The solution I came up with was to use a simple kanban system of post-it notes. UPDATE: I’ve blogged a few improvements on using a simple kanban to structure meetings
Here’s how it worked:
- At the start of the day I presented a list of topics/activities we could cover in a suggested order with suggested timings (e.g. 30 mins) in a “to do” column. At this stage there was an opportunity for the group to add or remove topics or re-arrange the order.
- I introduced a “doing” column with a (work in process – WIP) limit of one topic at a time. When we decided to start a new topic there would be a quick discussion about how long we wanted to spend on the topic, which we wrote on the post-it note.
- There was an exit criteria on the “doing” column, so that when we reached the time agreed we stopped and asked “is everyone happy to move on?” before it could move to “done”. This encouraged a focus on the coming to a close on topics before starting new topics (“stop starting, start finishing”)
- If anyone wanted to continue then they had the option of creating a new post-it note that could be added to the ‘”to do” column that could be chosen to continue.
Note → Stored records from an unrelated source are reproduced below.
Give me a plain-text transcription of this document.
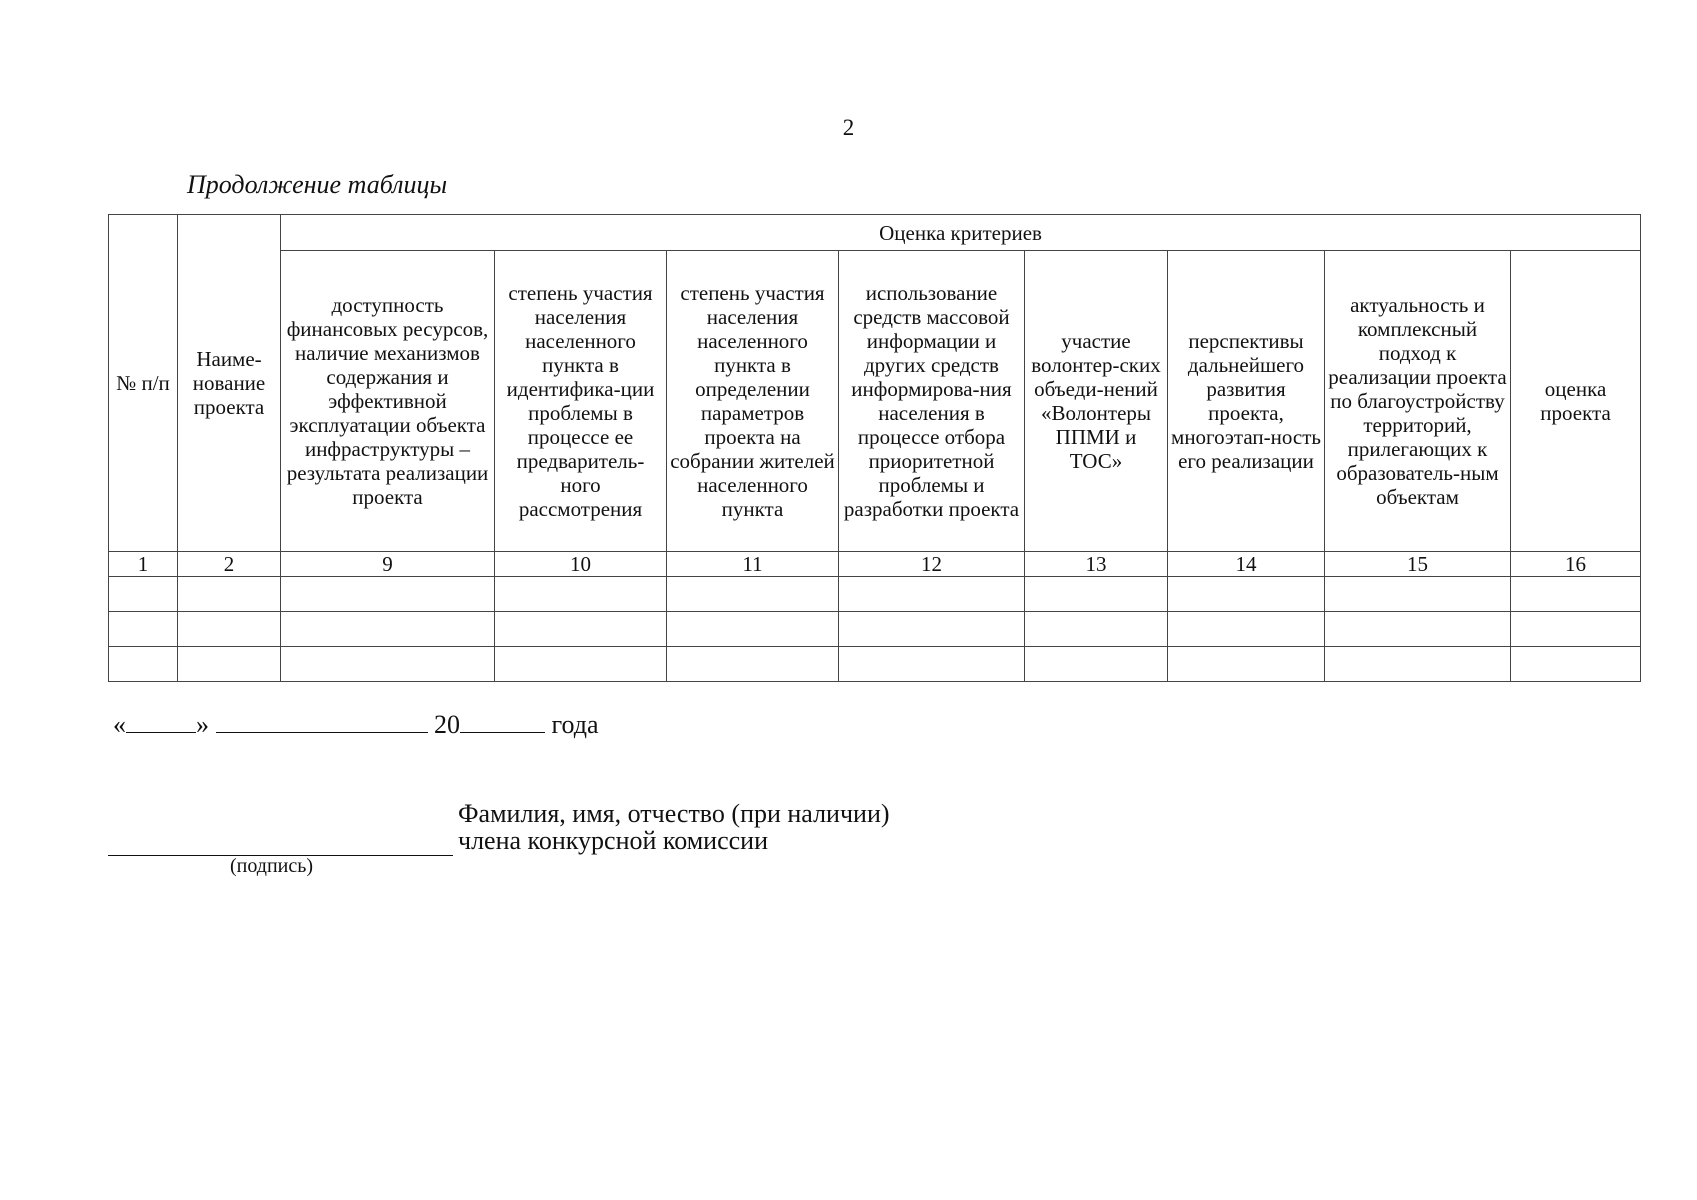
2
Продолжение таблицы
№ п/п	Наиме-нование проекта	Оценка критериев							
		доступность финансовых ресурсов, наличие механизмов содержания и эффективной эксплуатации объекта инфраструктуры – результата реализации проекта	степень участия населения населенного пункта в идентифика-ции проблемы в процессе ее предваритель-ного рассмотрения	степень участия населения населенного пункта в определении параметров проекта на собрании жителей населенного пункта	использование средств массовой информации и других средств информирова-ния населения в процессе отбора приоритетной проблемы и разработки проекта	участие волонтер-ских объеди-нений «Волонтеры ППМИ и ТОС»	перспективы дальнейшего развития проекта, многоэтап-ность его реализации	актуальность и комплексный подход к реализации проекта по благоустройству территорий, прилегающих к образователь-ным объектам	оценка проекта
1	2	9	10	11	12	13	14	15	16

«	»	20	года
(подпись)
Фамилия, имя, отчество (при наличии)
члена конкурсной комиссии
- We then went to the “to do” column and checked if anyone wanted to add a new topic, re-arrange the list of topics and most importantly, decide which task to start next.
There were many benefits from using this approach:
- It allowed the participants to take as much of responsibility for what we talked about as they wanted and left open the possibility for them to take more responsibility at each “which topic next” decision point during the day.
- The list of ordered “to do” topics was visible throughout the day, so people could make more informed decisions about which topic to start next. Nearing the end of the day it helped the participants focus on spending their ‘time budget’ on topics they thought most valuable.
- The overhead of this approach was minimal.
- Discussing how long the group wanted to spend on a topic helped me gauge how valuable the topic was. In one situation participants asked for a 10 minute overview of a topic which really focussed how I presented it. We also adopted the practice of asking someone to say what was most important about the topic, or what the key outcome they wanted from a topic was as the topic started (similar to defining the success criteria on a software development task)
- It gave people an experience of working with kanban that increased their understanding of the approach.
- Whenever discussions went off-track we stopped and asked “do we need to add this as a new ‘to do’ topic?”
- Rather than having to structure the list of topics at the start of the day, when we have least information about what will be useful or interesting to the group, we were able to defer this decision by making lots of smaller “what’s the next most important task to begin?” decisions as we went.
I’ve used this technique several times in workshops and meetings and continue to find it helps increase the productivity of the meeting by ensuring the group are engaged in discussing exactly what they want to talk about for the time they want to talk about it. Have you used a similar approach? What’s your experience been?